En ce jour de grève et d’hiver, je ne vois plus qu’elle, la pauvreté. Ce sont des pieds nus dans des babouches, des doudounes de friperie boudinant les boubous colorés. Ce sont les solitudes, celles des poivrots et des petites gens nés ici qui errent dans leur environnement transfiguré avec plus ou moins de bonheur ou d’aigreur. Ce sont ces PMU bondés. Ces hommes désormais sans patrie qu’on était allé chercher à Dakar et auxquels toute une vie de labeur en France n’a pas permis de mieux vivre ni de se sentir chez eux. Car, pas plus hier qu’aujourd’hui, rien ne permet l’intégration qu’on exige.

Ces déclassés, on les connaît, on les croise dans le métro. Mais sait-on qu’ils représentent une population entière se débattant avec moins du minimum qu’il faut pour vivre sans trop de privations, de frustrations, de colère ? Comment a-t-on pu être assez insouciant, ou détourné, ou peu combatif pour laisser se creuser de tels décalages ? Cela me semble soudain irréparable. Car combien faudrait-il de réformes et combien radicales pour remettre un peu d’égalité ? Et surtout qui y consentirait ?
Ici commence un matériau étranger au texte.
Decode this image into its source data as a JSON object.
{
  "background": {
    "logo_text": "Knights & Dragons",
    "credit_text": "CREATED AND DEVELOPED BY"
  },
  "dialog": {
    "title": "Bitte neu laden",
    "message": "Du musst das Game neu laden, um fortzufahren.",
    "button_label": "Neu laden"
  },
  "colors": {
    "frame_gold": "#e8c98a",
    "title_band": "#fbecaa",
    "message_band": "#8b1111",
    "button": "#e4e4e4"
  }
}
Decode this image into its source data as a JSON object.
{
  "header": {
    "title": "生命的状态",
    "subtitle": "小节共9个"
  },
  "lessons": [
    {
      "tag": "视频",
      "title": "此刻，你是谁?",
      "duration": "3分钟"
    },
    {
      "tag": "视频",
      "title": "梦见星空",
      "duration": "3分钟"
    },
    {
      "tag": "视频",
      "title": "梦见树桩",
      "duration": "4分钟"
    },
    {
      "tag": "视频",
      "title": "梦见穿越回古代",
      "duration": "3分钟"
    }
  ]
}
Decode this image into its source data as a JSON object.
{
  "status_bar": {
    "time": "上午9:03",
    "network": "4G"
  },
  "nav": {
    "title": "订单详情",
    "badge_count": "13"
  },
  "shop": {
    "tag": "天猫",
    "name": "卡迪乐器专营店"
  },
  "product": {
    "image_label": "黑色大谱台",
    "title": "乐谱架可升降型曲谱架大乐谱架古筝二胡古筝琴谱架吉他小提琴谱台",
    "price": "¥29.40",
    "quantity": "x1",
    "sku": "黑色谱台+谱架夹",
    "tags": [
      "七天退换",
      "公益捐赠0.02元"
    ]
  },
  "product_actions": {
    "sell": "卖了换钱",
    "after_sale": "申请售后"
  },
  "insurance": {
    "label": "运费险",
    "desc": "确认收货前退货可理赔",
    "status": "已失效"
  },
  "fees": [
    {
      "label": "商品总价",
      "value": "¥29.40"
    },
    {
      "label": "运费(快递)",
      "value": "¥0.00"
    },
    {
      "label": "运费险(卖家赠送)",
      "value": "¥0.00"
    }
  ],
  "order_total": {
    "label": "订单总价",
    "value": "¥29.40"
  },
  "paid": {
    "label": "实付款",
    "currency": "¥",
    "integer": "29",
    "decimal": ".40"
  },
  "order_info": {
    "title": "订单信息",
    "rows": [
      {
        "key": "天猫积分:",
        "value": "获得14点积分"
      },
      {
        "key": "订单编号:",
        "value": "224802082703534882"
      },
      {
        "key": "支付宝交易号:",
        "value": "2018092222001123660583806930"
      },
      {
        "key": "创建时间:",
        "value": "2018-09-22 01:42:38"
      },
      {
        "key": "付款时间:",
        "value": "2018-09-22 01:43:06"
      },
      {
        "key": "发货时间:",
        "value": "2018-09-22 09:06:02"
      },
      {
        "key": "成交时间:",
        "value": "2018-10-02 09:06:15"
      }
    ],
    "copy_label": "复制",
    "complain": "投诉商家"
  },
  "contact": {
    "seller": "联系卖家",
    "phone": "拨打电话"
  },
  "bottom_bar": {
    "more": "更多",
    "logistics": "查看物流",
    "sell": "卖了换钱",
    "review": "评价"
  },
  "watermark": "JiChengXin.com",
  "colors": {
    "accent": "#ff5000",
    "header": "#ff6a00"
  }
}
Me revient à l’esprit ma visite de la studette boulevard Ornano. Moins de 10 mètres carrés prolongés par un balcon donnant dans les arbres. Douche à côté d’un ensemble évier-frigo-plaques de cuisson. Toilettes sur le palier. C’est un bon placement, m’explique la femme de l’agence, ça se loue facilement 500 euros. Dans le coin, le loyer de référence fixé par la loi Elan est pourtant de 27 euros du mètre carré. La femme m’écoute, surprise, presque navrée. Mais vous ne rentabiliseriez pas votre investissement. Elle entend par là que le loyer ne couvrirait pas le crédit. C’est le raisonnement qui prévaut dans cet autre monde qui est le mien, au-delà de République, où on est assez à l’aise pour investir dans Paris. Les parents se portent caution, me rassure la femme, et il y a les APL, des aides qui par une perversion du système permettent ainsi aux plus nantis de se constituer un capital qui n’aura presque rien coûté.

On le sait, pourtant, que ça ne peut pas fonctionner un monde où le salaire minimum ne permet pas de se loger dans le plus petit espace propre à la location. Mais qui l’empêchera de tourner ?

Près de Marx-Dormoy, où j’ai habité un temps, un marchand de sommeil louait un studio meublé de lits superposés à trois étages. Il y a trop de pieds, commenta un jour une voisine bougonne en désignant les chaussures empilées sur près d’une hauteur de mur à côté de la porte. Et c’est vrai que cela fait trop de pieds, six hommes dans un 20 mètres carrés. Chacun d’eux payait 200 euros par mois, une aubaine en fait pour des sans-papiers travaillant au noir dans Paris. Le propriétaire avait peint les vitres, par crainte des dénonciations qui auraient pu venir d’en face. Un salopard ? Même pas. Juste quelqu’un essayant de gagner de l’argent qui ne coûte presque rien, mais en partant de plus bas, en s’endettant davantage, au point qu’un ravalement d’immeuble finira par lui faire tout perdre après que la banque se sera remboursée.

Encore plus loin, porte de Clignancourt, se trouve La Recyclerie, un lieu alternatif aménagé dans une ancienne gare de la petite ceinture. On y fait la queue le week-end pour venir manger les légumes bio qui poussent au milieu des poules le long des voies désaffectées. Pratiquement que des jeunes, encore étudiants ou déjà parents de bambins habillés en Jacadi de seconde main. On se demande d’où ils sortent tant ils détonnent par ici. Car il y a décalage également entre le boulevard Ornano, ses dizaines de boucheries et d’échoppes de gadgets électroniques déversés des containers venus d’Asie, et ce lieu où le brunch végétarien pris sur des tables dépareillées est à 20 euros. C’est pourtant de cette génération qui parle décroissance et achète recyclé que viendra peut-être le désintéressement qu’il faut, et surtout la conscience du désastre vers lequel on court, pour se soucier de réparer non seulement notre monde mais aussi ses fractures.